With WA being a major contributor thats a very slippery slope.
 
I dare say the communication of responsibilities and the follow up will be considerably more robust
These are children -are you suggesting they should be locked up away from their families when there is a viable alternative?
As reported by ABC,

NSW Health's Jeremy McAnulty said the student was a boarder.

"All boarders and staff in the boarding area have been identified as close contacts," he said.

"Boarding operations at the school have been suspended, and students are isolating at home with their families."

So all borders are close contacts, ie at high risk of contracting the virus. So they have all been sent back home to their families, scattered throughout the state, to isolate on their best behaviour for two weeks.

What could go wrong? Ruby Princess anyone ?
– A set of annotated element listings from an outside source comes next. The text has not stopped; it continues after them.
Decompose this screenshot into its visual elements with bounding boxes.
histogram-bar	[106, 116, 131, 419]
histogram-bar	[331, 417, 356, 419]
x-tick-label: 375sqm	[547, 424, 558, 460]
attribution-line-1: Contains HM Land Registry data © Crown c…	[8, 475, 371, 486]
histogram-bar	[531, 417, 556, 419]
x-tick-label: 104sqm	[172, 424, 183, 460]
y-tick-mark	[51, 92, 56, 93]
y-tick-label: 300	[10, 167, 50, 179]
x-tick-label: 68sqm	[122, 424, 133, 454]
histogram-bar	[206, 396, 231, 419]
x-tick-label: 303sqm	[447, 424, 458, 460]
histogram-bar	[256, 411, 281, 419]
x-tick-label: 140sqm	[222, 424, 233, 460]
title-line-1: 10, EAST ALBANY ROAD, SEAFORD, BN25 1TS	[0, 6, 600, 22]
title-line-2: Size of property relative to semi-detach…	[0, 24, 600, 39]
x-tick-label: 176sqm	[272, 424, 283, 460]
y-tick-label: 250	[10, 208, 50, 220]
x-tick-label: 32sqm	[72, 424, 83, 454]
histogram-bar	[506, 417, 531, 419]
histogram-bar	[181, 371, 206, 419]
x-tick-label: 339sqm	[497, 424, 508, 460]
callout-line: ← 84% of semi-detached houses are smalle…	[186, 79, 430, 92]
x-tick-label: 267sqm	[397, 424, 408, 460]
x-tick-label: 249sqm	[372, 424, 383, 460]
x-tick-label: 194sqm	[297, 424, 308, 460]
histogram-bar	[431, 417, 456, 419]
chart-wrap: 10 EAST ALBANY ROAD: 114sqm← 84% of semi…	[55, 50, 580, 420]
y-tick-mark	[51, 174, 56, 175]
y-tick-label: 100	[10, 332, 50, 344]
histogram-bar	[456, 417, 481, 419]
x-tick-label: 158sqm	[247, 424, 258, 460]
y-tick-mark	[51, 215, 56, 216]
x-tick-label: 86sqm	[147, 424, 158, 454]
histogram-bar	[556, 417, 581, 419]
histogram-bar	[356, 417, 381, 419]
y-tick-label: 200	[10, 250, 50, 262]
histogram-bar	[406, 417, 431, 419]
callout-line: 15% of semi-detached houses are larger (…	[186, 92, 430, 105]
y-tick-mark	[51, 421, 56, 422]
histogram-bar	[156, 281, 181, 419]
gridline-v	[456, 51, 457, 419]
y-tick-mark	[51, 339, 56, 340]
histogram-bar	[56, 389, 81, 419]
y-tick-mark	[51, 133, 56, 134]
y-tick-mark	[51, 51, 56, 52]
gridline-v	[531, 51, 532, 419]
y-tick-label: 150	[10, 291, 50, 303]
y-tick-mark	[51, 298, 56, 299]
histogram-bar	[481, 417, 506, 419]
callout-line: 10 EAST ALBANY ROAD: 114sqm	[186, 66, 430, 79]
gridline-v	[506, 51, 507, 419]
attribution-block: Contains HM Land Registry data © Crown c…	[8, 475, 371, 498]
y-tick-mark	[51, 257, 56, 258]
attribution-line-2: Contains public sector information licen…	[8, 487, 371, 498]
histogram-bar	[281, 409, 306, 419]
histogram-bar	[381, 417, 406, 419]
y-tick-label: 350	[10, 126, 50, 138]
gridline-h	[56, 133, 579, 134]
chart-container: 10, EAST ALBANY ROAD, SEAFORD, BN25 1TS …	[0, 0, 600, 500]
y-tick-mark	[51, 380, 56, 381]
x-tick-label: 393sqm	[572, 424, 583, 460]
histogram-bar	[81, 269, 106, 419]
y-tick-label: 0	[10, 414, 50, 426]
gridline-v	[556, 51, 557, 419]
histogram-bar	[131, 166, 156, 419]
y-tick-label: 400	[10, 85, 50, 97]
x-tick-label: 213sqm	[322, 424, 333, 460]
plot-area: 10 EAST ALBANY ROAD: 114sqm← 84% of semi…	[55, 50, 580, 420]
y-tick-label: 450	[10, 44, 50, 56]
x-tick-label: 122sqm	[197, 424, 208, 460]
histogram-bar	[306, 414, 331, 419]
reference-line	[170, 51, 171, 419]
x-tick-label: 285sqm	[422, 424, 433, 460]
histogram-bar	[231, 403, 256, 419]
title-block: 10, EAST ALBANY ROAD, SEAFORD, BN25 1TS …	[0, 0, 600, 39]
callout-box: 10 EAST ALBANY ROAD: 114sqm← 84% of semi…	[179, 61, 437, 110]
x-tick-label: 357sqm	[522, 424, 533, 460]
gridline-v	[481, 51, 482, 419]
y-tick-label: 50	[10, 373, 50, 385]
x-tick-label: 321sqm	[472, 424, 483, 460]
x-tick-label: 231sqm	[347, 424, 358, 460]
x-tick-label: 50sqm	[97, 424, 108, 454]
I was just going to type exactly this @andye but you have done it for me.
As a parent of two girls at boarding school in Sydney we have been actively involved and witnessed the extraordinary lengths and procedures that have been implemented for boarding schools for Covid-19. They do everything possible to minimize the risk of transmission. The girls are in year group “families”. Meals are completely different, social distancing is everywhere.
You can’t seriously be asking the boarding schools to keep all the pupils isolated in them and not at home with their family?
 
The architect of NZ's covid response has endorsed Victoria's 'slow and steady' approach. Taiwan was specifically mentioned as being successful in its elimination strategy, with elimination being the best for the economy in the long term.
Except that Taiwan hasn't eliminated the virus.sure only 495 positive cases for all of this year.but they have had 7 this month.It is still bubbling away but with social distancing,gold standard contact tracing and enforced isolation it has been contained very well.

1599558881588.png.

And unlike NZ and Melbourne they have not had a hard lockdown with restaurants remaining open along with schools.In the first quarter this year GDP rose 1.52% and in the second quarter fell 0.73%.So anyone comparing NZ or Melbourne experiences with Taiwan is not in the real world.